Soil Organic Carbon Redistribution and Delivery by Soil Erosion in a Small Catchment of the Yellow River Basin

Soil erosion modulates the atmospheric CO2 level by affecting the redistribution of young biospheric organic carbon (OCbio) and ancient petrogenic organic carbon (OCpetro) in different order streams. However, the fate of soil organic carbon (SOC) in low-order stream systems is still uncertain due to the complex influences of terrain, land uses, and anthropogenic disturbances. Here, we used the geochemical properties fingerprinting method and a radiocarbon-based two-member mixing model to clarify the source, budgets, and composition of SOC in a low-order stream catchment in the Yellow River basin. The results showed that the primary source of SOC in the catchment was agricultural activity area, which accounted for 68.5%. After vegetation restoration, the SOC delivery rate and loss rate decreased from 0.38 +/- 0.06 to 0.26 +/- 0.04 and 0.19 +/- 0.06 to 0.14 +/- 0.04 t center dot ha(-1)center dot yr(-1), respectively.
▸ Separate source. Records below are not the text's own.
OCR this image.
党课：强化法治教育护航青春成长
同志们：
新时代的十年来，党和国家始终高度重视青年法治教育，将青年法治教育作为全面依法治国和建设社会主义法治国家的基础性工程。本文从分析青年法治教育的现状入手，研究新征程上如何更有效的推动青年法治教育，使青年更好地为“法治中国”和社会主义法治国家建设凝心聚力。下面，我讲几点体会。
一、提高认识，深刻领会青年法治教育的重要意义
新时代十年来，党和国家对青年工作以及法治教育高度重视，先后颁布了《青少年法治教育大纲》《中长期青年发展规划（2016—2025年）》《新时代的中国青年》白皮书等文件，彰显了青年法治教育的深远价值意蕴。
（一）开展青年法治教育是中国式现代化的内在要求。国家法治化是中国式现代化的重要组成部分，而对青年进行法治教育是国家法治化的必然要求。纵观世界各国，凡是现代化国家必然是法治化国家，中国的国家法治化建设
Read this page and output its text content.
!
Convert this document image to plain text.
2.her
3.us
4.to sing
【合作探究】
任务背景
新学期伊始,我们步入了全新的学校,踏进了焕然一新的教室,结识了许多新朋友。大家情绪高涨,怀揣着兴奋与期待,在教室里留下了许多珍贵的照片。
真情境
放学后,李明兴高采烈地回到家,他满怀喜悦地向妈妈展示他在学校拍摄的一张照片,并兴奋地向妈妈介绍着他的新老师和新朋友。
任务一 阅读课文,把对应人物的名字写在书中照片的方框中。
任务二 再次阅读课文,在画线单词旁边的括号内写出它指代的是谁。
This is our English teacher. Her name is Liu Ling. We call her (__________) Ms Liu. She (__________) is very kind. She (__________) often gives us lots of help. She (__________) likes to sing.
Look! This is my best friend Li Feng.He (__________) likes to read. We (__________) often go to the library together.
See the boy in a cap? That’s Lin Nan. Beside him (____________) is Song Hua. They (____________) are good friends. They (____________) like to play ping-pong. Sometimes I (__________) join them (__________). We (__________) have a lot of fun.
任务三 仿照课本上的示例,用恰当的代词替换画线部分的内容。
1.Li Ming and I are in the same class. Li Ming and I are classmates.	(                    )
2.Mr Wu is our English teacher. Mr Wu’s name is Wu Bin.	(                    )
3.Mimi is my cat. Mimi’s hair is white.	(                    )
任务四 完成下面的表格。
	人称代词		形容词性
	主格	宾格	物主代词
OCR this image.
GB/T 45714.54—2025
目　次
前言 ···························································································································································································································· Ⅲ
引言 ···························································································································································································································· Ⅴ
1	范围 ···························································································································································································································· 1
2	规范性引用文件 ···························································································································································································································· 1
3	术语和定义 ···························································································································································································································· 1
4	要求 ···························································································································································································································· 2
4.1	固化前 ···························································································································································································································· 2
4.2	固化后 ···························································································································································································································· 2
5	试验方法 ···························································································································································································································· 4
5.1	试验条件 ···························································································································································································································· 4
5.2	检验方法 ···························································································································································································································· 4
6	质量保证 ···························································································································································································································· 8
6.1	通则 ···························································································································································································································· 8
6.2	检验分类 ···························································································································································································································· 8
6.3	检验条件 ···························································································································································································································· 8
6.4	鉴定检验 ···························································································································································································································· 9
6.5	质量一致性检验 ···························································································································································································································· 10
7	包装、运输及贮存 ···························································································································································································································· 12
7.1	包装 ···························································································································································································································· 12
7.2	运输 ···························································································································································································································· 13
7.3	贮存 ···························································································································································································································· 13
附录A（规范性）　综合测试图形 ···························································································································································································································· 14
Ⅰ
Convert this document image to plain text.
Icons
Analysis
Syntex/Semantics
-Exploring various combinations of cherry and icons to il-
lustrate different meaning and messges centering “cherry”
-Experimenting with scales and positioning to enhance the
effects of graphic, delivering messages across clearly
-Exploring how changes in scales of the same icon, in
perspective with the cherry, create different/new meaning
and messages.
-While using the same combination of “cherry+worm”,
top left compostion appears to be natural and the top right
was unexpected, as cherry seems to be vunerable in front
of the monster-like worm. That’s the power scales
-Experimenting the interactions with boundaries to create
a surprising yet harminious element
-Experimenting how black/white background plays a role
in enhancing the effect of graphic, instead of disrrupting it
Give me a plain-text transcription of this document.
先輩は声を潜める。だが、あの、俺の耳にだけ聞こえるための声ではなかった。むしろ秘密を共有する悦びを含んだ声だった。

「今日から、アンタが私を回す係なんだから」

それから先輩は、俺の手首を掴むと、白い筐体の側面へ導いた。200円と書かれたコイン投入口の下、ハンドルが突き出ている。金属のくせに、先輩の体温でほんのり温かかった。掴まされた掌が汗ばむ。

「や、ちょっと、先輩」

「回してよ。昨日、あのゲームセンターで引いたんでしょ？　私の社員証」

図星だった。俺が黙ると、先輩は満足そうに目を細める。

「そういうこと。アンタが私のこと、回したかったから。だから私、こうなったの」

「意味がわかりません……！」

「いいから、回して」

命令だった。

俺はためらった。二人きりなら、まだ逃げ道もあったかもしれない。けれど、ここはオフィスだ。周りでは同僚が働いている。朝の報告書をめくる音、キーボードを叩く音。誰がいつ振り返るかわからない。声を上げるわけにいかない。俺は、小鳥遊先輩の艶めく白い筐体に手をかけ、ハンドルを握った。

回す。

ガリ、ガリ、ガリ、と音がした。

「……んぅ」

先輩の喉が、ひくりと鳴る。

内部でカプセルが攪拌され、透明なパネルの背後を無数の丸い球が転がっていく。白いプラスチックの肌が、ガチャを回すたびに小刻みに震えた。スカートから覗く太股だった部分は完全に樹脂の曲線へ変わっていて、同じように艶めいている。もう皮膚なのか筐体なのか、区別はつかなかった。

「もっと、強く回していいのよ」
The SOC mobilized by soil erosion in the source area was 1,085.8 +/- 170.5 t from 1969 to 2015, and the SOC lost during the transport process was 552.9 +/- 170.1 t. The lost carbon was dominated by OCbio, whereas the loss of OCpetro was minimal. Soil erosion can mobilize the OCpetro sequestered in terrestrial ecosystems and deliver it to a river system if it is not intercepted. The oxidation of OCpetro during long-distance fluvial transport may represent a significant carbon source for atmospheric CO2 on a geological timescale. This study contributes to our understanding of the carbon sink/source issue and quantifies the SOC budgets in stream systems.